MURAKAMI: You were pretty worked up, weren’t you?
OZAWA: I checked out and was getting ready to leave the hotel when the orchestra’s president, Rainer Zepperitz, a double-bass player and a man deeply trusted by Maestro Karajan, came with several other members of the orchestra to apologize. “Our behavior was inexcusable. Ever since you left, the percussionists have been working hard to master the part they were unable to play before. Won’t you please come to rehearsal once tomorrow, if only to see what kind of progress they are making?” Well, when they put it that way, I really had no choice but to go, don’t you think?
MURAKAMI: Yes, I guess so.
OZAWA: So I called Wilford again and said I’d give it one more day, and I had the hotel cancel the ticket. That was the one little drama I had. It was a pretty famous incident.
MURAKAMI: So did you perform Estancia, in the end?
OZAWA: We did. I went back and conducted it.
MURAKAMI: I bet Kleiber would never have gone back.
OZAWA: No, I’m sure you’re right! [Laughter.] In my case, though, the lack of direct flights to New York was a big factor.
MURAKAMI: They won you over while you were waiting for the transfer to be worked out. [Laughter again.]
OZAWA: By the way, Rainer Zepperitz was the lead double bassist in the Saito Kinen Orchestra for twenty-some years, from the time of its inception. I’m afraid he passed away just recently.
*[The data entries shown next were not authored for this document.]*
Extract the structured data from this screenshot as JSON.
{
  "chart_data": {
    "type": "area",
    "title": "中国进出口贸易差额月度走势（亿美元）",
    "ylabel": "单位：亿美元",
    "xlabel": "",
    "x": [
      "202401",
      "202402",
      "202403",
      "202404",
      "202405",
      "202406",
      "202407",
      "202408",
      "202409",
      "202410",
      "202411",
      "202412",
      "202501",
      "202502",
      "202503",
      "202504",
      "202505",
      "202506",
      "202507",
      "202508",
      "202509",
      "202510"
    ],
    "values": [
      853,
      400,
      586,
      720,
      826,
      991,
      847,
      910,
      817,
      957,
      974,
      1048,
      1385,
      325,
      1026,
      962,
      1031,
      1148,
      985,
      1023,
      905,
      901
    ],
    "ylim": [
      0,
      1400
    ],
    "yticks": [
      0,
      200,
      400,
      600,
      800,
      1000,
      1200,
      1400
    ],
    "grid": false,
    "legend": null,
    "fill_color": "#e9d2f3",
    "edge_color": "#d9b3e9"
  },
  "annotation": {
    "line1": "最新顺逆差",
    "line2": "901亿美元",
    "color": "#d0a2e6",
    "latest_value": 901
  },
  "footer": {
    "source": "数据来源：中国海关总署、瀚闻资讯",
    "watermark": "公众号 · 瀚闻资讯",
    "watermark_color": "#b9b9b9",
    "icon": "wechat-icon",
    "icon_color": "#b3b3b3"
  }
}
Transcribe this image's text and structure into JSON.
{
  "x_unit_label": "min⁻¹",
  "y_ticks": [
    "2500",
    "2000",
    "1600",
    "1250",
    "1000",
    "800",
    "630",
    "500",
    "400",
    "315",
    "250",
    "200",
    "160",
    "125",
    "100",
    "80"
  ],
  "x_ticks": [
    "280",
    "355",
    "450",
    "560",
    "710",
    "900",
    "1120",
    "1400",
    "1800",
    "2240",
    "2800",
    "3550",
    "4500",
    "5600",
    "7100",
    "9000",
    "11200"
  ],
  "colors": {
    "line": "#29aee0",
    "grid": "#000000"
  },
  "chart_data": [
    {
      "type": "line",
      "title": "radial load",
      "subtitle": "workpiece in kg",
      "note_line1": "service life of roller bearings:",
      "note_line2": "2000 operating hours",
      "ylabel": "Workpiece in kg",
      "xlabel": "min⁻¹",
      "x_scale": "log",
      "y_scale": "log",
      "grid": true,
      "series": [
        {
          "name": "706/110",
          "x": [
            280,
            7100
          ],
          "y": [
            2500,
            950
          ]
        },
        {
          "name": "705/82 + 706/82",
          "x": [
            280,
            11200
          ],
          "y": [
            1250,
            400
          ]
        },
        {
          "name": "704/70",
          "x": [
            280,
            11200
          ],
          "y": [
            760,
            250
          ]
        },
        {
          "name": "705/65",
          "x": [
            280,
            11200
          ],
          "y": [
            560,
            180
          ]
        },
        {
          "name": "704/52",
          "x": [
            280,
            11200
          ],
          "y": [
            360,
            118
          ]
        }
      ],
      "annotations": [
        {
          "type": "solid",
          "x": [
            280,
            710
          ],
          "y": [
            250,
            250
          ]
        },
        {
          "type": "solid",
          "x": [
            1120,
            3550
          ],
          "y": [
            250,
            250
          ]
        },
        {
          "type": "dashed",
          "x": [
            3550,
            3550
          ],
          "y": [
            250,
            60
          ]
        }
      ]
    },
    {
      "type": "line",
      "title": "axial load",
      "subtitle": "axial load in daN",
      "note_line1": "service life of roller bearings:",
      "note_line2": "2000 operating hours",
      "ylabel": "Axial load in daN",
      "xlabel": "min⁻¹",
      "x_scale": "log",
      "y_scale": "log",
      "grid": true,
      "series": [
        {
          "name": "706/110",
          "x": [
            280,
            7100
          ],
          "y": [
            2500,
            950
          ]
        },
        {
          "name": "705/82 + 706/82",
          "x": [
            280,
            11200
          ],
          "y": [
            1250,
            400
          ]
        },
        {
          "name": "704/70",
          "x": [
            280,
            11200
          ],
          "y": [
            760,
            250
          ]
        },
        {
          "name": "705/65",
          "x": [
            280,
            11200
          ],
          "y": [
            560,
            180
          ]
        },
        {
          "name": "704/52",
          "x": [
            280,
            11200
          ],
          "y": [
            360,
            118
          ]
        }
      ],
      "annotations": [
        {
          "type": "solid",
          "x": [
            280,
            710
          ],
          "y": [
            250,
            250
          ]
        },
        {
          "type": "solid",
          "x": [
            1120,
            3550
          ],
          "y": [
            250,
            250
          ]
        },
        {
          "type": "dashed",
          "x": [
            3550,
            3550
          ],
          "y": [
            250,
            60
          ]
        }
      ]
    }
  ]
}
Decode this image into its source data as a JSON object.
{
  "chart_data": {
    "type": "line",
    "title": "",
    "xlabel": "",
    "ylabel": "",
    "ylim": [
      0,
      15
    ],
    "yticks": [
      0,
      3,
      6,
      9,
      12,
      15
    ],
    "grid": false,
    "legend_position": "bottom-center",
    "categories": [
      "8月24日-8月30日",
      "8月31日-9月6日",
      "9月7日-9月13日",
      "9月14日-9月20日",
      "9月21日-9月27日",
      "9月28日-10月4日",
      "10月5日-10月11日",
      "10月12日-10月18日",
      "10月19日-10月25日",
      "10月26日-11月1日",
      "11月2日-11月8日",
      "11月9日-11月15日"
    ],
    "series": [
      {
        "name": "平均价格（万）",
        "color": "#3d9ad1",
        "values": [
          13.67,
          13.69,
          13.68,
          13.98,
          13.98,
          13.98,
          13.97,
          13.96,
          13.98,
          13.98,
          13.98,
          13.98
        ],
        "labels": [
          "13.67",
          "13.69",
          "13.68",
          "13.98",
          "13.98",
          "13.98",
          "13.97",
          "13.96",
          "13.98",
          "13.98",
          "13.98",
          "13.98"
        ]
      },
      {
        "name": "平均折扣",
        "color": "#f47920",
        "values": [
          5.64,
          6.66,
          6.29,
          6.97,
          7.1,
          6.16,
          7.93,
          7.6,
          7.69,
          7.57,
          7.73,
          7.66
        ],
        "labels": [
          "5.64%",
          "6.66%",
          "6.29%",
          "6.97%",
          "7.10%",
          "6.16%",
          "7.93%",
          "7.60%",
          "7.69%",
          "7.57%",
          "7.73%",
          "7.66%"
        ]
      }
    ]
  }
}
Murakami note: Estancia, op. 8, was originally ballet music composed by the Argentine Alberto Ginastera in 1941. It was Ginastera’s second piece for ballet, following his Panambi, op. 1 (1934–37), and can be viewed as one of his most representative works. Depicting the lives of the gauchos and
others who live on the South American pampas, the work is rich in color. It was later refigured as a shorter suite (op. 8a), which is the form now most generally performed.
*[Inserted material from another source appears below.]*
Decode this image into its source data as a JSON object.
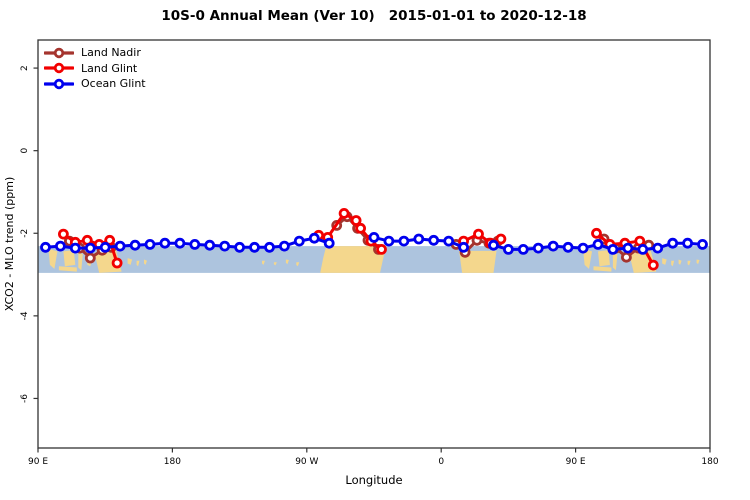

MURAKAMI: To get back to Kleiber’s Japan performance of La Bohème.
OZAWA: Right, right.
MURAKAMI: It seems to me that Carlos Kleiber is a conductor who at times can bring out a whole new pattern from even the most familiar compositions—the Brahms Second, for example, or the Beethoven Seventh—and give the listener a fresh sense of discovery, as if hearing for the first time something that was always hidden deep inside the music. There are lots of very fine conductors, truly gifted musicians, but there aren’t many who can do what he does.
OZAWA: Yes, I see what you mean.
MURAKAMI: I imagine that it takes a very deep reading of the score to accomplish something like that.
OZAWA: Yes, he was an incredible reader. The unfortunate thing for him was that his father was such a great conductor.
MURAKAMI: Erich Kleiber.
OZAWA: I think that’s what made him so nervous. It was pretty extreme. But he seemed to like me and always treated me with affection. I wonder why. He was also fond of Vera and was fairly chummy with her. He came to several of my concerts and bought me dinner on more than one occasion. When I was appointed music director of the Vienna State Opera, Carlos was the first to send me a congratulatory telegram—a very long one!
MURAKAMI: He sounds like a difficult character.
OZAWA: Oh, tremendously difficult. He was famous for his cancellations—he’d cancel at the drop of a hat. Later, he also gave me a call to congratulate me on my appointment, so I took the opportunity to ask him if he’d come to conduct in Vienna once in a while now that I was there. I mean, it was so hard to get him to come anywhere. So he said to me, “Hey, I didn’t send you that telegram because I was looking for an invitation!” [Laughter.]
MURAKAMI: Meaning, the two had nothing to do with one another.